The story Barnes tells is compelling, even though it’s not really the story itself that concerns him. He is more interested in the way we remember the most important, life-changing events and relationships, and how we tell other people about them: “If this is your only story, then it’s the one you have most often told and retold, even if – as is the case here – mainly to yourself. The question then is: do all these retellings bring you closer to the truth of what happened or move you further away?”
Most would say the latter. We believe what we want to believe, and if a story contains some unpleasant truths or hard facts we would rather not confront, then after so many tellings those aspects may be dropped.
The Only Story is not a museum piece, a glass case displaying English life 50 years ago. After all, it is de rigueur these days for men to have an ancient partner. Macron was 15 when he first fell in love with Brigitte Trogneux, who is a quarter of a century older than he is. Joan Collins’s fifth husband is more than 30 years younger than her. Various internet sites extol the virtues of the older woman: she’s got money, she doesn’t want kids and apparently she’s grateful for the male attention.
Other contemporary concerns rise to the surface of the narrative, for example the current euthanasia debate. Susan remembers a doctor coming to visit her father-in-law, a lung cancer patient writhing with pain. The doctor told him, “It’s time to put you under, Jack.” The grateful patient was well aware that the doctor would put him into a morphine coma from which he would not emerge. This was common mid-twentieth century practice.
Barnes also takes a hard look at alcoholism of the female variety, which is an ever-increasing problem in Britain just as it is here. He refers to statistics that prove that the partners of alcoholics “despite being repulsed by the habit – frequently succumb to it themselves”, and how in the common view “…female alcoholics, old enough to know better, old enough to be mothers, even grandmothers – these are the lowest of the low.” Paul’s struggle to deal with Susan’s drinking is heart-wrenching.
Towards the end of the novel, Paul muses that “…there are metaphors which sit more powerfully in the brain than remembered events.” Julian Barnes is, after all, a literary novelist, and he puts some highly original metaphors to good use. Oddly, wrists are one of them – Paul plays a “wristy” game of tennis, ie good with both forehand and backhand. He likes to hold Susan by the wrists when they have sex, and later in life, to restrain and try to get through to her. He has a recurring dream of holding Susan by the wrists out a second-floor window. Perhaps Barnes is teasing us – we notice the wrist metaphor, but we have no idea what it means. One for the book clubs, perhaps. Shackles? Pulse points?
“I’m not trying to spin you a story; I’m trying to tell you the truth,” Paul reminds us, the same sentiment expressed several times in different words through the book. He also says that “in love, everything is both true and false; it’s the one subject on which it’s impossible to say anything absurd.”

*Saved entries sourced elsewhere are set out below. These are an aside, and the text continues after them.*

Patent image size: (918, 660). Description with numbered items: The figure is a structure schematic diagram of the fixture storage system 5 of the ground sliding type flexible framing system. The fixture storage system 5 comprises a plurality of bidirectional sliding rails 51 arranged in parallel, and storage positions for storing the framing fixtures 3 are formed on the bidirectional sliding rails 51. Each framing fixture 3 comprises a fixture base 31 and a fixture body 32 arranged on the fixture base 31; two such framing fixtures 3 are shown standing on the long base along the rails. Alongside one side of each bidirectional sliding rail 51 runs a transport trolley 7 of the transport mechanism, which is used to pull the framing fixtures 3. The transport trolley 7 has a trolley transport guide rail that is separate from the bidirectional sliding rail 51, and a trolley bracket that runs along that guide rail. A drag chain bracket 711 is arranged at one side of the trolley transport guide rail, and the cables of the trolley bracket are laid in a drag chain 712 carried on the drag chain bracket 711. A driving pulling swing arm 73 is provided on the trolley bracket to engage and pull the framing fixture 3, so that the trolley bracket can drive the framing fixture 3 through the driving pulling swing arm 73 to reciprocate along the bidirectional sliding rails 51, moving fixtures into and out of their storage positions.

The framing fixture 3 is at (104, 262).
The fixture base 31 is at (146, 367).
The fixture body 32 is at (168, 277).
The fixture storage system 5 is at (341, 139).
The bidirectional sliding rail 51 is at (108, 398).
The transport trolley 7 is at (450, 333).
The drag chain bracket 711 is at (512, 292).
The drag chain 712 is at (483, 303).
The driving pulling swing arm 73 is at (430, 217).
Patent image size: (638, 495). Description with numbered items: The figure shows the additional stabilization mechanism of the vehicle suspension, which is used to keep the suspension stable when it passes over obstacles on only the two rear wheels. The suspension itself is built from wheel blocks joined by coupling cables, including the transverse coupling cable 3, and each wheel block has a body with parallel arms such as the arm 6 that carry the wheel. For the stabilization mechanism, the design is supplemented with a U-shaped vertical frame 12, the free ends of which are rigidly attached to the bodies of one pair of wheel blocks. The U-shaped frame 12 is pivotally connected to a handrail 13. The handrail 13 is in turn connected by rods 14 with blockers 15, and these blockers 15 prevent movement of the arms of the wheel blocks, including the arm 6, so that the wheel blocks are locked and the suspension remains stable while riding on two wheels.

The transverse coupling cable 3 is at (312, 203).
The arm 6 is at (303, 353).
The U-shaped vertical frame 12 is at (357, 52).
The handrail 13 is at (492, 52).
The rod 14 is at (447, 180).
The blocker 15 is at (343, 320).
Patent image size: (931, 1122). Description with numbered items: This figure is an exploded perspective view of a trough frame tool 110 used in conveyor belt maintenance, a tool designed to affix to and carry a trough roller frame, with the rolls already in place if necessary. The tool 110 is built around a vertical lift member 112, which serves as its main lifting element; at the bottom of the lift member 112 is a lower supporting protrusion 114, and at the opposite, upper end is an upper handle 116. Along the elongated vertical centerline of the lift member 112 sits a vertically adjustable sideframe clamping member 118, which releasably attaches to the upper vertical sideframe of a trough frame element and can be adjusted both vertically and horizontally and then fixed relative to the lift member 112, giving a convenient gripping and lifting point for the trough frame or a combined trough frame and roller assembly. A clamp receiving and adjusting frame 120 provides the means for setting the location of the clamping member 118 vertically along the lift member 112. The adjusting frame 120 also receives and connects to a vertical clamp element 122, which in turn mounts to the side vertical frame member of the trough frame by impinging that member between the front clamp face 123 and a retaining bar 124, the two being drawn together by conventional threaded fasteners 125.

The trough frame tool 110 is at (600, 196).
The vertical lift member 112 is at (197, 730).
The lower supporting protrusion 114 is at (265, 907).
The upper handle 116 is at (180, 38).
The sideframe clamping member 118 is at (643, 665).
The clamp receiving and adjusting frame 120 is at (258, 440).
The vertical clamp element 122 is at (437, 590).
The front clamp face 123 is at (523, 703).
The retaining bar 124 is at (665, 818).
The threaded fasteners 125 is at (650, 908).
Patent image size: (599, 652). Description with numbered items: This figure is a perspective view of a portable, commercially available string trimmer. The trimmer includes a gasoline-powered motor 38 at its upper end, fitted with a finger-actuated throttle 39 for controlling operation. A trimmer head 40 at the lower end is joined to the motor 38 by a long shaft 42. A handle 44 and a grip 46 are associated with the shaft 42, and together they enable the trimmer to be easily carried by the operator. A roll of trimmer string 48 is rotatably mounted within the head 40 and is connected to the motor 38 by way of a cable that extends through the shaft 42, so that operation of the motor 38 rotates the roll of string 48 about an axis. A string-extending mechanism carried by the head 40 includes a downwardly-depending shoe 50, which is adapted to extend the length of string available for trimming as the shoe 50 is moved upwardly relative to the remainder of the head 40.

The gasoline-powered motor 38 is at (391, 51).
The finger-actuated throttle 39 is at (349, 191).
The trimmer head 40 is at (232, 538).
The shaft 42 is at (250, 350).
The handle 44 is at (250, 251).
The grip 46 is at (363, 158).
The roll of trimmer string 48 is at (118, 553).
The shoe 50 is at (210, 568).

When the older Paul finally steps out of the shadows, wiser and sadder, ex-solicitor turned artisan cheese-maker (another metaphor?) he has a memory of a long ago conversation with Susan about her friend Joan. He remembers Susan saying, “We’re all just looking for a place of safety. And if you don’t find one, then you have to learn how to pass the time.”
Time is a quality Hampstead novels always seem to have plenty of. Oodles of it. It’s one of the reasons we still read them, for the sense of an unendangered, unhurried way of life. If The Only Story seems at times facile, a story of first-world privilege, it also resounds deeply with masterful meditations on the meaning of love and sex between men and women.
The Only Story by Julian Barnes (Jonathan Cape, $35) is available at Unity Books.